To check whether these aggregate figures disguised some national anomalies, five countries were examined in detail—China (the second most willing to pay among 13 countries), France and Turkey (countries near the average in willingness to pay), and Russia (the least willing).  Lower and higher-income respondents in all five countries answered in accord with the patterns shown in the aggregate results I just described.     

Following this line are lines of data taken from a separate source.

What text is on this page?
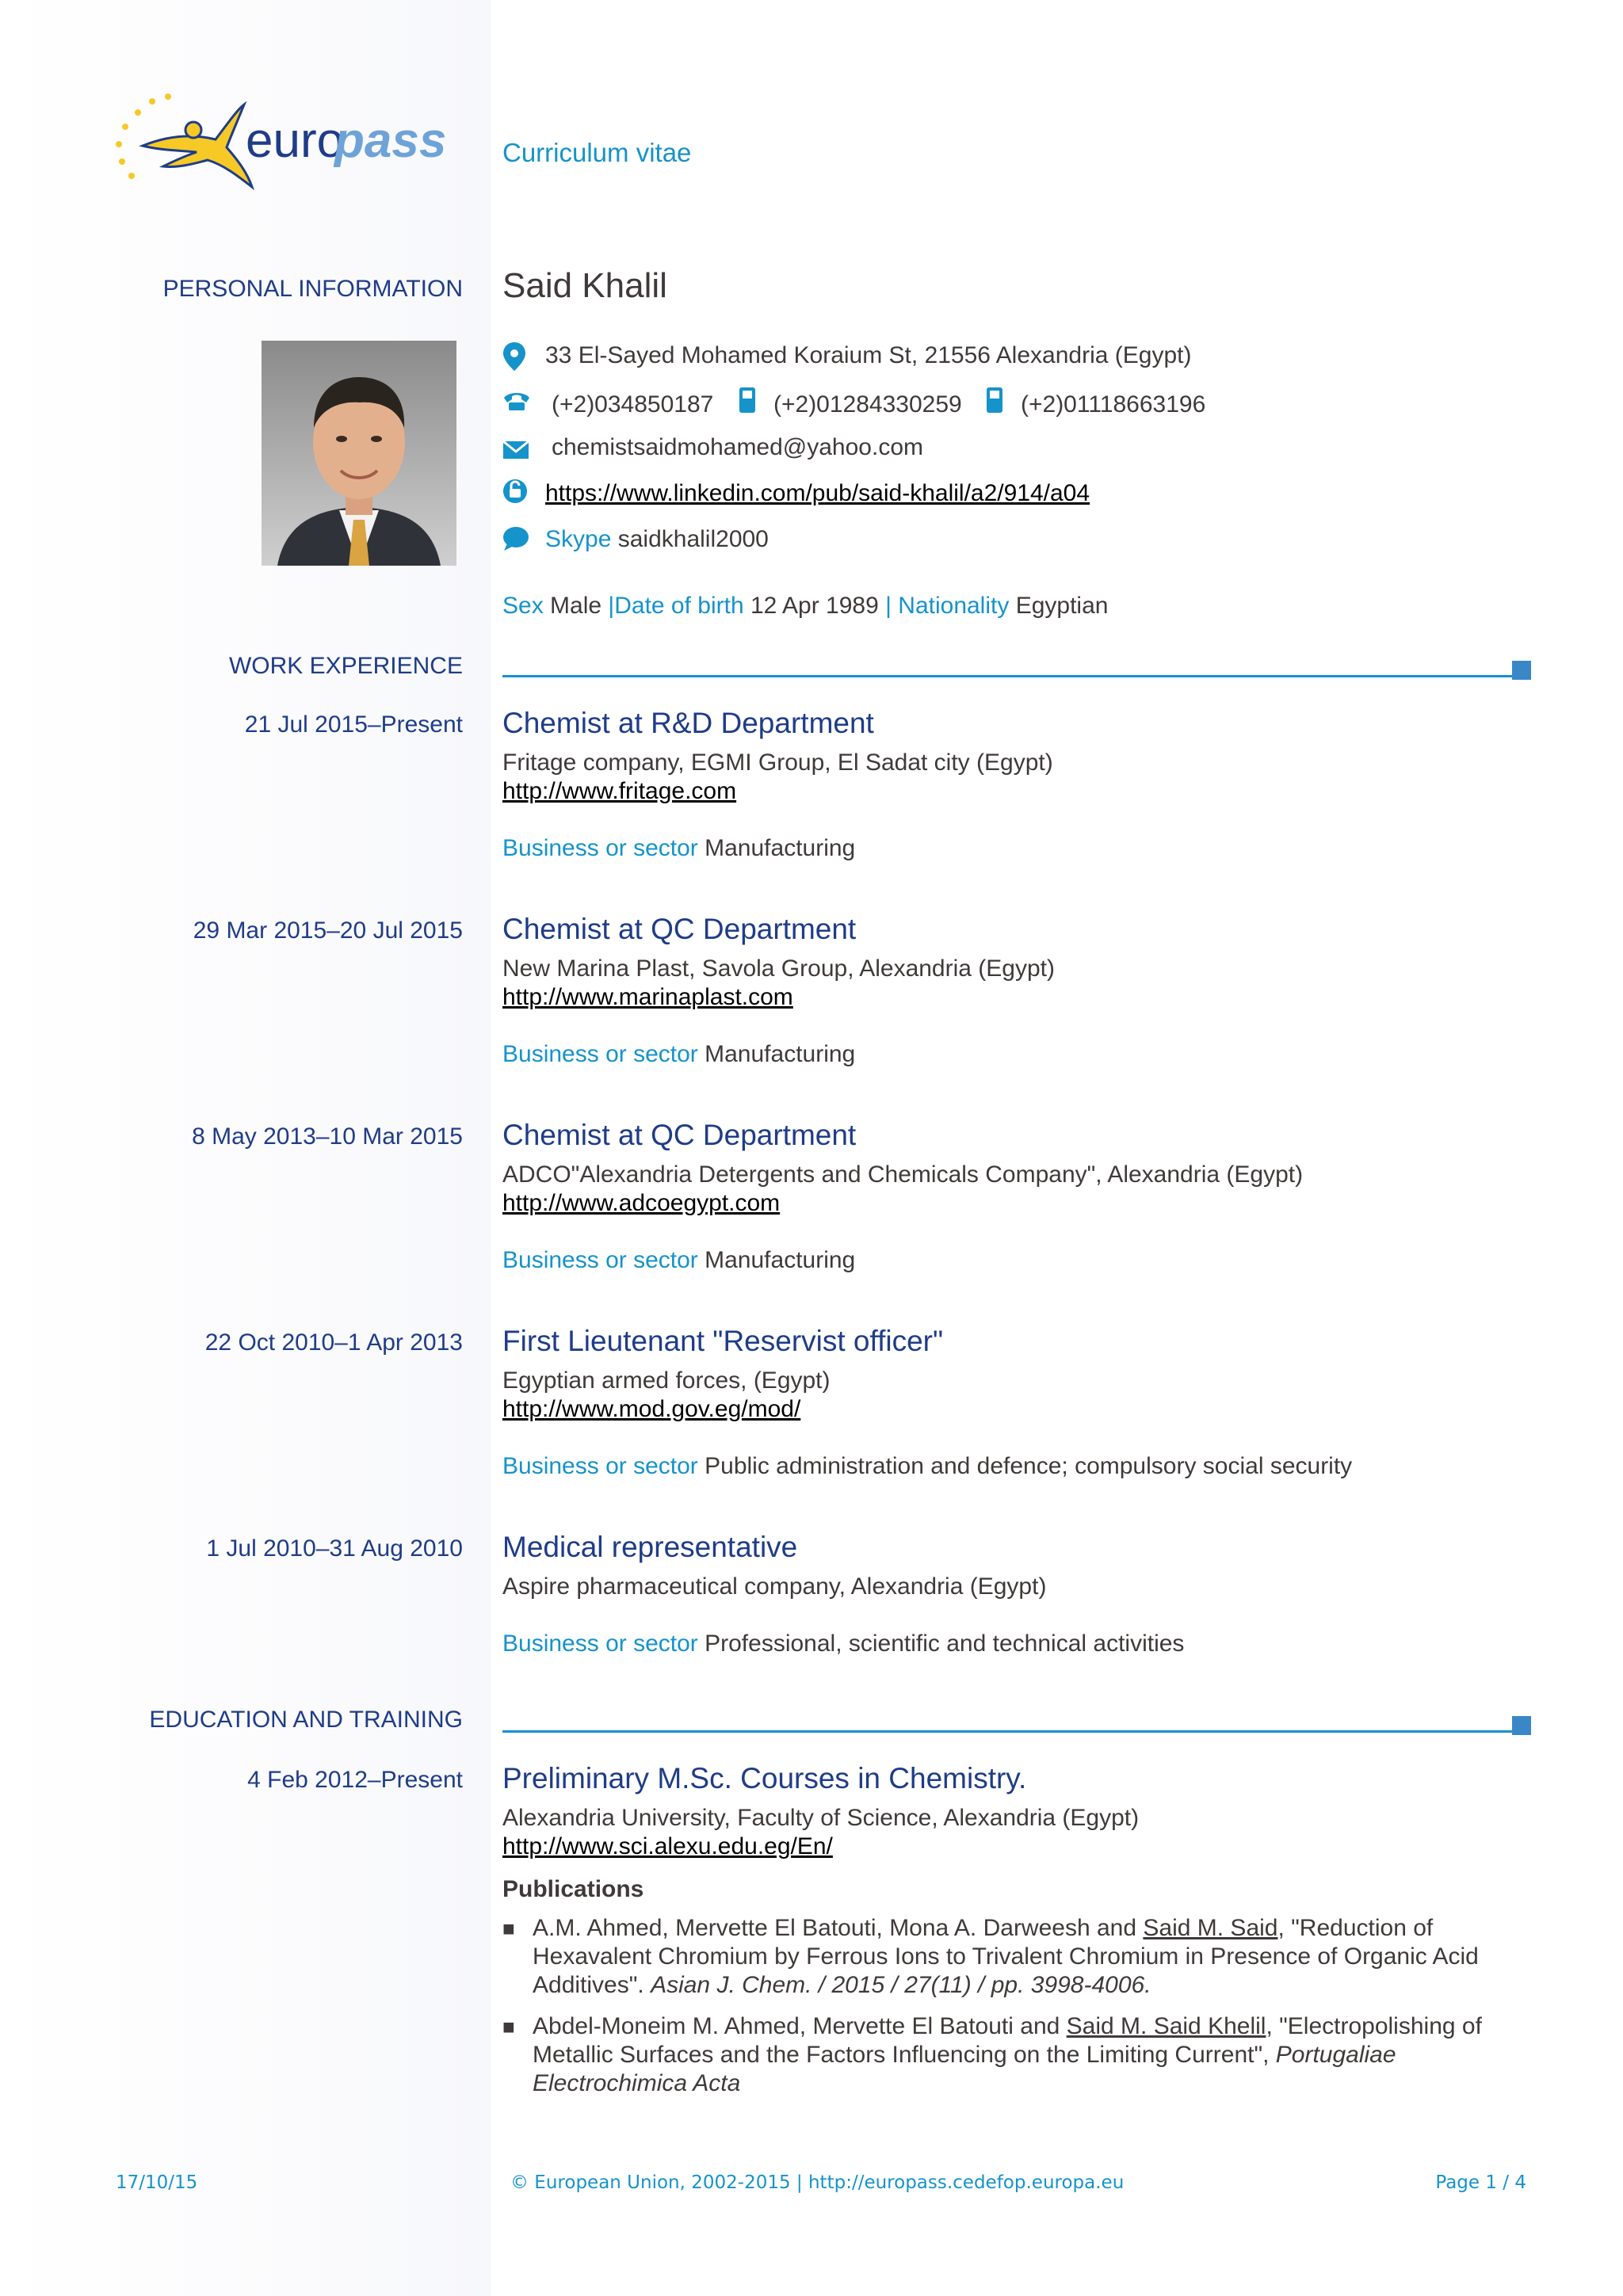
euro
pass Curriculum vitae
PERSONAL INFORMATION Said Khalil
33 El-Sayed Mohamed Koraium St, 21556 Alexandria (Egypt)
(+2)034850187	(+2)01284330259 (+2)01118663196
chemistsaidmohamed@yahoo.com
https://www.linkedin.com/pub/said-khalil/a2/914/a04
Skype saidkhalil2000
Sex Male |Date of birth 12 Apr 1989 | Nationality Egyptian
WORK EXPERIENCE
21 Jul 2015–Present Chemist at R&D Department
Fritage company, EGMI Group, El Sadat city (Egypt)
http://www.fritage.com
Business or sector Manufacturing
29 Mar 2015–20 Jul 2015 Chemist at QC Department
New Marina Plast, Savola Group, Alexandria (Egypt)
http://www.marinaplast.com
Business or sector Manufacturing
8 May 2013–10 Mar 2015 Chemist at QC Department
ADCO"Alexandria Detergents and Chemicals Company", Alexandria (Egypt)
http://www.adcoegypt.com
Business or sector Manufacturing
22 Oct 2010–1 Apr 2013 First Lieutenant "Reservist officer"
Egyptian armed forces, (Egypt)
http://www.mod.gov.eg/mod/
Business or sector Public administration and defence; compulsory social security
1 Jul 2010–31 Aug 2010 Medical representative
Aspire pharmaceutical company, Alexandria (Egypt)
Business or sector Professional, scientific and technical activities
EDUCATION AND TRAINING
4 Feb 2012–Present Preliminary M.Sc. Courses in Chemistry.
Alexandria University, Faculty of Science, Alexandria (Egypt)
http://www.sci.alexu.edu.eg/En/
Publications
■ A.M. Ahmed, Mervette El Batouti, Mona A. Darweesh and Said M. Said, "Reduction of Hexavalent Chromium by Ferrous Ions to Trivalent Chromium in Presence of Organic Acid Additives". Asian J. Chem. / 2015 / 27(11) / pp. 3998-4006.
■ Abdel-Moneim M. Ahmed, Mervette El Batouti and Said M. Said Khelil, "Electropolishing of Metallic Surfaces and the Factors Influencing on the Limiting Current", Portugaliae Electrochimica Acta
17/10/15	© European Union, 2002-2015 | http://europass.cedefop.europa.eu	Page 1 / 4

Third, virtually all countries expressed majority support for a range of costly climate policies. Though each policy was described as having a cost, and no corresponding benefit was mentioned, support for each was quite widespread. Majorities in 13 countries and a 50 percent plurality in Russia supported “limiting the rate of constructing coal-fired power plants, even if this increases the cost of energy.” Majorities in 13 countries and a plurality in one supported “gradually increasing the requirements for fuel efficiency in automobiles, even if this raises the cost of cars and bus fares.” Eleven out of 14 countries also supported “gradually reducing government subsidies that favor private transportation, even if this raises its cost” and majorities in all countries supported environmental policies that could help to deal with climate change: “preserving or expanding forested areas, even if this means less land for agriculture or construction.” 
 

Finally, people in all countries (whatever their level of income) were asked about helping poor countries adapt to the effects of climate change.  Of 14 countries, 13 majorities and one plurality were positive about doing so. Respondents were asked this question: "Climate change will probably harm some countries more than others.  For example, poor countries with low-lying coastal areas will likely have widespread flooding and will not have the resources needed to assist their people.  Do you think [our country] should or should not contribute to international efforts to help poor countries deal with these climate-induced changes?" Most countries had very large majorities supportive of contributing to international efforts to aid poor countries’ adaptation processes, including many developing countries which might well have seen themselves in the description supplied by the question supplied.

These are just the results of a poll, but their message can hardly be ignored. Majorities across the world are aware of the costs of dealing with climate change, and show willingness to bear it. The Copenhagen numbers game should take note.